Georges Franju’s La
faute de l’abbe Mouret contains major elements of both hell-and-damnation
Catholic severity and flower child-inflected dreaminess; one’s assessment of
the film’s success (mine differed across separate viewings) may depend on the
extent to which the two cohere. Young Abbott Mouret, bearing a Bressonian
pallor and sense of self-denial, serves in a rural village of little apparent
piety (the film opens on two locals having sex in a field), and after a sudden
collapse which largely wipes out his memory, he’s taken by unknown means to a
nearby house occupied by a fiery atheist, whose daughter Albine nurses him back
to health.
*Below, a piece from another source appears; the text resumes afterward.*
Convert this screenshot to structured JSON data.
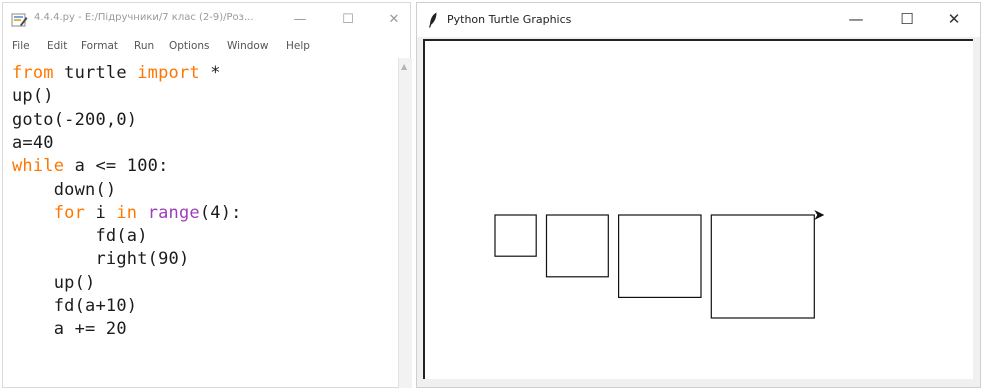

The two walk daily in the adjacent walled-off garden (visualized in
extravagantly lovely terms, its centerpiece an overpowering abundance of
flowering roses), where they eventually make love, like two innocents
discovering something that was previously beyond imagining. But a prolonged shot of a snake on a
tree makes all too clear the fragile nature of this paradise, and when a storm
brings down the wall, Mouret’s memory returns, along with an even more austere
sense of vocation. The film contains some punishing moments, such as Mouret’s unrelenting colleague terrorizing children with his pitch-black
vision of their future, but the proffered alternative is no less ungrounded;
Albine claims that the garden supposedly contains a magic tree that distorts
one’s sense of time, and tells him an origin story that sounds like a fairy
tale. Mouret’s actions end in tragedy, triggering one of cinema’s more unusual
suicides, and a shocking act of violence; the final scene, a fusion of inner
and outer worlds, could be read to suggest that Mouret’s external fealty shrouds
a transgressive inner life, even a surrender to the devil. Given the
considerably lighter nature of Franju’s subsequent film, Shadowman, it
may constitute the last great enigma of a fascinatingly shifting body of work.